The Saturday Strangeness

By NeilA Last edited 180 months ago
The Saturday Strangeness

hornedfigure.jpg 100. The old ones are the best...

And so we've reached episode 100. It's been a rewarding ride through the surreal, the quirky, the weird and the downright scary. Everyone loves a mystery, but they just don't happen like they used to! And so, to celebrate the 100th instalment of strangeness, we go back. Way back...

... to 1832 in fact. As cholera swept the land, purging and vomiting was certainly the order of the day, but as those who suffered looked to the sky, they did see before them a flaming sword. It was a sign, but a sign of what, as thousands cowered from the symbol hanging in the zenith. A century later, a similar sign appeared in the sky this time as the Crystal Palace burned.
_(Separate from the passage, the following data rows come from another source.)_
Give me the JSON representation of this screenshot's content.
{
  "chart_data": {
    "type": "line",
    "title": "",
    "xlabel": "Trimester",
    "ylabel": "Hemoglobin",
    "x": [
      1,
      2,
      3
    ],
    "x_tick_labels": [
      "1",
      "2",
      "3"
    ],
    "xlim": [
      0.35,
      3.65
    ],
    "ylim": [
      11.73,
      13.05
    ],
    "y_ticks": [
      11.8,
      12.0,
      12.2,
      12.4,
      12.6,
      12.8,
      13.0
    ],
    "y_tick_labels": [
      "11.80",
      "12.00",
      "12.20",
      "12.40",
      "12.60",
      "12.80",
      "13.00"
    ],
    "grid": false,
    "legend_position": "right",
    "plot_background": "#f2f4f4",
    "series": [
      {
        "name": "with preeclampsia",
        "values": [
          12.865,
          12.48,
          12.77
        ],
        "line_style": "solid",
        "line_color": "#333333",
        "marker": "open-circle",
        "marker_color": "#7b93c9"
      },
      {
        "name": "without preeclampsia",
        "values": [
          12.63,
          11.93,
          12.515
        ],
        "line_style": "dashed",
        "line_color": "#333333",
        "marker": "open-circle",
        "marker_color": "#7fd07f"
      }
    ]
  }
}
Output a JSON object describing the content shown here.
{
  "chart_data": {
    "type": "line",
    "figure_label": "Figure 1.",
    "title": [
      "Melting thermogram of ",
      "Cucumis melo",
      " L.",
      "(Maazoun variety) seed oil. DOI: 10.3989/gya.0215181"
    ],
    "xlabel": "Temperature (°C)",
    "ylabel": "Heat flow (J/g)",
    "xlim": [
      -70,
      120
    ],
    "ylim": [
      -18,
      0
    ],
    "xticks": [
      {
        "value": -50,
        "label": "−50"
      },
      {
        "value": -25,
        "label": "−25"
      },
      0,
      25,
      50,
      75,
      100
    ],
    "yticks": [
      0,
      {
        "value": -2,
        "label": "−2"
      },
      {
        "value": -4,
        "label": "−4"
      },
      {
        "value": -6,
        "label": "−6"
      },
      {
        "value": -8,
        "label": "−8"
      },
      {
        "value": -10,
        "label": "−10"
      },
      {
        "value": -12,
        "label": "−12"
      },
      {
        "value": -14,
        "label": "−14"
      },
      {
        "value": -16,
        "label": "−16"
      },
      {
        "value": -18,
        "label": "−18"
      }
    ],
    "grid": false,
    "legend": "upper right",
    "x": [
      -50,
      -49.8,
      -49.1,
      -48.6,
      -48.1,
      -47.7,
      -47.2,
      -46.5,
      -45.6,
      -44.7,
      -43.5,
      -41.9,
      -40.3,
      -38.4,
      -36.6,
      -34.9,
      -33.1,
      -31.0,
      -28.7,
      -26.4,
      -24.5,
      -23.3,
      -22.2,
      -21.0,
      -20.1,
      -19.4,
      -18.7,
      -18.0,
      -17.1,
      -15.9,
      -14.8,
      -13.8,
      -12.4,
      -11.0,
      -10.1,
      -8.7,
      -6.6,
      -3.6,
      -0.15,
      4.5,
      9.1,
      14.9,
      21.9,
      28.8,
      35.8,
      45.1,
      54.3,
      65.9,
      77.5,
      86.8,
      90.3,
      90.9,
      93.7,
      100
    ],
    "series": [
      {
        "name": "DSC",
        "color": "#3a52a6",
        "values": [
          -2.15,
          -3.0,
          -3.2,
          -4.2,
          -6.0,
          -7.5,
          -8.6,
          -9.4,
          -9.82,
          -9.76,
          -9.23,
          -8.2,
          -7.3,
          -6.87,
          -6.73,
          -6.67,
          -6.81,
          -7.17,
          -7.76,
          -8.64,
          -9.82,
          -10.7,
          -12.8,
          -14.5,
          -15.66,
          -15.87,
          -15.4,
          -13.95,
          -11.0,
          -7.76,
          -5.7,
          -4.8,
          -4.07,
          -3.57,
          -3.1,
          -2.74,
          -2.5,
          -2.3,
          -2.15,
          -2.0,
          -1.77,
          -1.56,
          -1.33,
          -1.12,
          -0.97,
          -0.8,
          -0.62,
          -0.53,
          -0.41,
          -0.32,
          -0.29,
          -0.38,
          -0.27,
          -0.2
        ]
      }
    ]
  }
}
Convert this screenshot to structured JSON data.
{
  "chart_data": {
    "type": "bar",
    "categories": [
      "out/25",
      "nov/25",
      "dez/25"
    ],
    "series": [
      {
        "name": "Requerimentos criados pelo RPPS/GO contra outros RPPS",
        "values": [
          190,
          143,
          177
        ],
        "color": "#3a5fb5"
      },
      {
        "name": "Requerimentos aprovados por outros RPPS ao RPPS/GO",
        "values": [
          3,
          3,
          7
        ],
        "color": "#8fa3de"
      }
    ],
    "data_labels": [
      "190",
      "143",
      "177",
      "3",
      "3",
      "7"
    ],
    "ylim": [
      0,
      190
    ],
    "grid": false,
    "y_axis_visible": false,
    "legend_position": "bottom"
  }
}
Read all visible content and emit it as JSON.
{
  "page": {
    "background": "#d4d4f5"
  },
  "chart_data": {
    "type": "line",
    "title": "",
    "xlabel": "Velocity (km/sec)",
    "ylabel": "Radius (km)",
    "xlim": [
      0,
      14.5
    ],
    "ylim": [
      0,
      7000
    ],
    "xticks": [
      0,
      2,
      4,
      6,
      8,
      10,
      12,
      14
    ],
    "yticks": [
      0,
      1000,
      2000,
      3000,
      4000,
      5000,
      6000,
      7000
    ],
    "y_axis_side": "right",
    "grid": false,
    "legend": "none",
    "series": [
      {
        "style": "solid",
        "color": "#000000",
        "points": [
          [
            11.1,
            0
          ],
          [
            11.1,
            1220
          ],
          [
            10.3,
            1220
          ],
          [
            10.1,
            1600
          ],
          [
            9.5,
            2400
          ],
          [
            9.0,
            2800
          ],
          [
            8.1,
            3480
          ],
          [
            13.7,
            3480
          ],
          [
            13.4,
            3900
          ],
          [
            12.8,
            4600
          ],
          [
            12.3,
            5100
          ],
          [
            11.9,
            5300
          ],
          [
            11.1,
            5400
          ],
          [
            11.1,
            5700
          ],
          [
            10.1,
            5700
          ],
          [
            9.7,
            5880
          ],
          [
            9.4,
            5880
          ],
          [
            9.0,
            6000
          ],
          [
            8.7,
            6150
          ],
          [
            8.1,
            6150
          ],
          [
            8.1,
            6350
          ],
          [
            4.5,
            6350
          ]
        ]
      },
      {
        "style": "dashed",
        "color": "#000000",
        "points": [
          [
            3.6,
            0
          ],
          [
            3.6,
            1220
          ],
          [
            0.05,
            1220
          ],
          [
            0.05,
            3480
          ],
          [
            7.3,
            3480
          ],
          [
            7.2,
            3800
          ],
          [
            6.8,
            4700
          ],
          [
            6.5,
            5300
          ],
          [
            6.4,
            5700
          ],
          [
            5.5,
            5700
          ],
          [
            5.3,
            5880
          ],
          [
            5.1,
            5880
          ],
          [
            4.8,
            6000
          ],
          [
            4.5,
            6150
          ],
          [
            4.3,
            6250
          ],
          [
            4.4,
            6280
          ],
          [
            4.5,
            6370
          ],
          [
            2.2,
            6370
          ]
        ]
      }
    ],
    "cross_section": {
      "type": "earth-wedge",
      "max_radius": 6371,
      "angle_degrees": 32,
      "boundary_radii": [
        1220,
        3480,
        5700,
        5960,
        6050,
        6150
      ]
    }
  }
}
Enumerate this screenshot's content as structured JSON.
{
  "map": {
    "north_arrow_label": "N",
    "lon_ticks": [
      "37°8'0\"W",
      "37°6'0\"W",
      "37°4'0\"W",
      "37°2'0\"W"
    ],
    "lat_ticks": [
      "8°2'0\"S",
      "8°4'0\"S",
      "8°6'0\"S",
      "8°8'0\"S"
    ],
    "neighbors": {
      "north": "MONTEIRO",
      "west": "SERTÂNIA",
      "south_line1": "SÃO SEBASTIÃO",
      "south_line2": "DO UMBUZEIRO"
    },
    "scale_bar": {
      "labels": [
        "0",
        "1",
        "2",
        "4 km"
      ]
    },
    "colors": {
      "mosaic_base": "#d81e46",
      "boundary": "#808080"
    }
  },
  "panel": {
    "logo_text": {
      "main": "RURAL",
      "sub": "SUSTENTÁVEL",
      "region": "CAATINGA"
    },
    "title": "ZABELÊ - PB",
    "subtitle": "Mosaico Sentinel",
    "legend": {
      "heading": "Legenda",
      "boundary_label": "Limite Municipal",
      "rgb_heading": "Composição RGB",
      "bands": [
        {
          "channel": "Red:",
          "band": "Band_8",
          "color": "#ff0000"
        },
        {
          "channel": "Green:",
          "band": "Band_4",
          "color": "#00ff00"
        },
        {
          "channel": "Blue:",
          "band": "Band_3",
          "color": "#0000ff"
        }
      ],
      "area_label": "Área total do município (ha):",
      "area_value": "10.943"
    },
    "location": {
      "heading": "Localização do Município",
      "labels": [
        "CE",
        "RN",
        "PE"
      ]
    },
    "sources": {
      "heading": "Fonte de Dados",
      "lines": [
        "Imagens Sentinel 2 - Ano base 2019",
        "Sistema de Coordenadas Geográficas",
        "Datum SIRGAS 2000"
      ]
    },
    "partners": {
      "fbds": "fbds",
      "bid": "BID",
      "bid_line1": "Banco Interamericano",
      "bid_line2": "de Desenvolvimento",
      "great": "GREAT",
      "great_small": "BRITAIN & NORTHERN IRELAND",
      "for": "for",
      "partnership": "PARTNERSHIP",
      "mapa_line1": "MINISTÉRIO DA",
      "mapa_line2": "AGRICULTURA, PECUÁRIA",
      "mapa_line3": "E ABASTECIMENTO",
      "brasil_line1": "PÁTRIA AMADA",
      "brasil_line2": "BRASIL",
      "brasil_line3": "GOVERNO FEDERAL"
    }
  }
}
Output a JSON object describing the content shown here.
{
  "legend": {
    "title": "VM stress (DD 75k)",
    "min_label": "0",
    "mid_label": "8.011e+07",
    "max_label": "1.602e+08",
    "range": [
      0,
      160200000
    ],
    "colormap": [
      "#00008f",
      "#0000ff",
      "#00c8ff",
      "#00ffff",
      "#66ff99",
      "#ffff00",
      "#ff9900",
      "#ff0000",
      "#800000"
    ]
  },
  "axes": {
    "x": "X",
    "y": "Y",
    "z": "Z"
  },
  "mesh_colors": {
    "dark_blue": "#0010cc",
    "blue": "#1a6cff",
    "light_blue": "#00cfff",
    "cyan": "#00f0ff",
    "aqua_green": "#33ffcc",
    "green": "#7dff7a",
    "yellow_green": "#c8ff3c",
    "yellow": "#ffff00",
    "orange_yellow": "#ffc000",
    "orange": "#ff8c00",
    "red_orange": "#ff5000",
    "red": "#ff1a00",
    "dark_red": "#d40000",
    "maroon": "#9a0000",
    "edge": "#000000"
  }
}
Witnesses spoke of a great red light in the Heavens, and the words that escaped their lips were of hope, for they believed that old ways of the old world were over.

However, one of London's creepiest mysteries was mentioned in the 1654 journal Mercurious Democritus and spoke of a bizarre and terrifying form said to have haunted East London. Every Saturday at Eastcheap and Whitechapel, as markets buzzed with trade, a hideous phantom appeared. This ghastly humanoid was said to have worn shoes with hooks upon, and upon its head a set of sharp horns.

The spectre would nimbly bound through the stalls, tormenting butchers by knocking their produce to the ground. They, in vain, attempted to apprehend the monster - many of the stall owners armed themselves with knives but despite hacking at the creature, their blades simply swept through thin air.

A local man named Mallet, a lawyer by trade, had died of food poisoning, or so it was alleged, and many believed it was his apparition said to loiter every week at the markets. It is unclear however, as to why a man should want to return from his grave to torment the local meat stalls. Unless of course, he was poisoned by such local meat! Even so, why would this spirit take on the form of a devilish being to fulfil its wrath? Maybe the fiend simply wanted to create its own bout of Saturday strangeness!!